Esta é uma questão extremamente delicada, porque, a rigor, não se deveria falar sobre sexo com crianças. Sexo é assunto de adulto, é questão que envolve maturidade e não se restringe às questões da reprodução humana, mas a quase tudo o que diz respeito à vida adulta humana. É por essa razão também que, na grande maioria das vezes, a Escola não dá conta desse assunto nas salas de aula. Porque a questão sexual do homem vai muito além da reprodução da espécie, extrapola as aulas de biologia e adentra as de história, de sociologia e de psicologia. Abrange aspectos determinantes de nossa personalidade, de nossa construção como pessoas.
Ocorre porém que, como a criança está exposta a todas as formas de sexualidade, ela está também exposta a todos os riscos e perigos que a sexualidade envolve, como gravidez na puberdade, estupro, abuso sexual, doenças sexualmente transmissíveis e outras inúmeras formas de violação sexual, que podem afetar seu desenvolvimento psíquico-emocional, se ocorridos fora de hora. Então, como não falar? Pois é, não há como não falar.
A solução possível, então, é adequar o discurso ao nível de compreensão e de curiosidade da criança, de modo que seja uma conversa natural, sem grandes sobressaltos, mas que satisfaça sua curiosidade e responda às suas dúvidas. Quando a criança pergunta, a melhor coisa a se fazer é ter um papo legal, leve e sem grandes explicações científicas, mas com palavras de fácil compreensão e que sejam suficientes para resolver a dúvida.
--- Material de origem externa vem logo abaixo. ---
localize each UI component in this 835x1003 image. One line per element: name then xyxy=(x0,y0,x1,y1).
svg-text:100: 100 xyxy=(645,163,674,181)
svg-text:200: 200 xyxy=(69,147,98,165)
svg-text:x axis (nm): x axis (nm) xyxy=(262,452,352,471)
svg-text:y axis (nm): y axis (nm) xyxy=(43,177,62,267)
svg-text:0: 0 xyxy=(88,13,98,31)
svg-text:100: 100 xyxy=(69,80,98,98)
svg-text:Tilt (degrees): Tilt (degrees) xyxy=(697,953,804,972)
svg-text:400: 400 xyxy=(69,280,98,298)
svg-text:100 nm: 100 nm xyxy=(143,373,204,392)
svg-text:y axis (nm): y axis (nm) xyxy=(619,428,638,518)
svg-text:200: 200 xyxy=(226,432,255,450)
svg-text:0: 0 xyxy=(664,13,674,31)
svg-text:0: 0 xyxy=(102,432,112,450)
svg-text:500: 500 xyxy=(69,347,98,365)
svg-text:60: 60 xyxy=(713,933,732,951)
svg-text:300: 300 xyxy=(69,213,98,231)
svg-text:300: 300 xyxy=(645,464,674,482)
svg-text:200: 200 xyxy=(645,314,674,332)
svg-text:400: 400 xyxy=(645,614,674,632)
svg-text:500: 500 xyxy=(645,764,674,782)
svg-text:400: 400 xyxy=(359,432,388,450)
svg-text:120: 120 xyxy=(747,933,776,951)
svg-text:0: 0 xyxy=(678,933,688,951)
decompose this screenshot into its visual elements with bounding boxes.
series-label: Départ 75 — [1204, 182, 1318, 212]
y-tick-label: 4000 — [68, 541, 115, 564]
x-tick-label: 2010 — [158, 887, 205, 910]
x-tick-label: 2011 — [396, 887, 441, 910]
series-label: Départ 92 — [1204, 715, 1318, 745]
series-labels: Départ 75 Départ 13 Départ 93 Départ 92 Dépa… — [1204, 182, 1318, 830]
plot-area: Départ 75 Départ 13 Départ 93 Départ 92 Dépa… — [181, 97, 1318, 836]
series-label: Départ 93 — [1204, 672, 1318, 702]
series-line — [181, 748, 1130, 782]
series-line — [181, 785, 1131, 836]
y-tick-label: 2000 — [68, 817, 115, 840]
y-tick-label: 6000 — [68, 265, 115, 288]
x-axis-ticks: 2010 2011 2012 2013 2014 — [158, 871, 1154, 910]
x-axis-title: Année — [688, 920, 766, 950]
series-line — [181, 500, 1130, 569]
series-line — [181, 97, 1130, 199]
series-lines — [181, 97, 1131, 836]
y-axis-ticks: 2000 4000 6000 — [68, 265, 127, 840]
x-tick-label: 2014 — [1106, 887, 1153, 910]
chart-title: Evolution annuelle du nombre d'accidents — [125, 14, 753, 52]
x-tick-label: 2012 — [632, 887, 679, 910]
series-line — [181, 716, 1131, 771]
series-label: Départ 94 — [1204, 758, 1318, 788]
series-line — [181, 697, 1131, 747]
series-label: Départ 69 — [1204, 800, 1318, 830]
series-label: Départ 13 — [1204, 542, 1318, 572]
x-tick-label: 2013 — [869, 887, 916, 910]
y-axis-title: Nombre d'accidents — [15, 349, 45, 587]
Na realidade, a aprendizagem do sexo deve acontecer como todas as aprendizagens humanas: como um processo de construção, que se desenvolve ao longo da vida e de acordo com as necessidades de cada indivíduo. Do mesmo modo, como num determinado momento da vida, a criança espontaneamente nos pergunta: "O que está escrito aqui?" porque já se deu conta de que aqueles símbolos no papel tratam de coisa escrita, num outro determinado momento ela perguntará "Como o bebê foi parar dentro da barriga?" Devemos responder com a mesma naturalidade a ambas as perguntas, pois para ela o nível de curiosidade e de necessidade de resposta é o mesmo.
Não adianta fugir das respostas
Assim como é inútil oferecermos respostas complexas demais, que estejam fora do alcance de sua compreensão, é igualmente inútil fugirmos das respostas, pois elas irão procurá-las em outra parte, até encontrarem uma que lhes satisfaça a necessidade de saber. O ideal é que ela encontre nos pais e no lar ambiente e clima de acolhimento e confiança, para que possa perguntar sempre que desejar, sem constrangimentos.
E com os 'adolas'? Ta ligado?
E se a criança se dá por satisfeita com respostas simples, claras e objetivas, o adolescente se acredita o dono do saber, aquele que domina todos os assuntos, detém o conhecimento de tudo e nunca precisa fazer perguntas, porque já tem todas as respostas prontas. E é na arrogância do seu saber que mora o perigo, quando acontecem os "acidentes", como uma gravidez indesejada, por exemplo, ou uma doença sexualmente adquirida, quase sempre por falta de informação correta.
Se aos pequenos basta dizer que temos um corpo cheio de buraquinhos e que para cada um existe uma função específica, como olhar, comer, respirar, ouvir, fazer xixi, fazer cocô, fazer sexo, com os mais crescidos devemos ampliar nossa conversa, e discutirmos quais as melhores maneiras de usar esse corpo tão bem projetado, que foi feito para nos proporcionar saúde, prazer e enormes alegrias.
Mas tudo isso só poderá ser falado se for desde sempre, ao longo da vida, em todos os momentos em que o assunto surgir, de forma natural, de tal modo que as perguntas possam brotar de ambas as partes com espontaneidade, e que as respostas possam ser construídas sempre em parceria, entre pais e filhos, que não seja o diálogo da solidão, mas um espaço de trocas verdadeiras. Assim como se dão todos os diálogos domésticos, sem sobressaltos, sem segredos, sem constrangimentos, com a naturalidade com que se conversa sobre todas as coisas da vida, como a novela, o noticiário do jornal, as fofocas da escola e as baladas do sábado, toda hora é boa para se falar de sexo.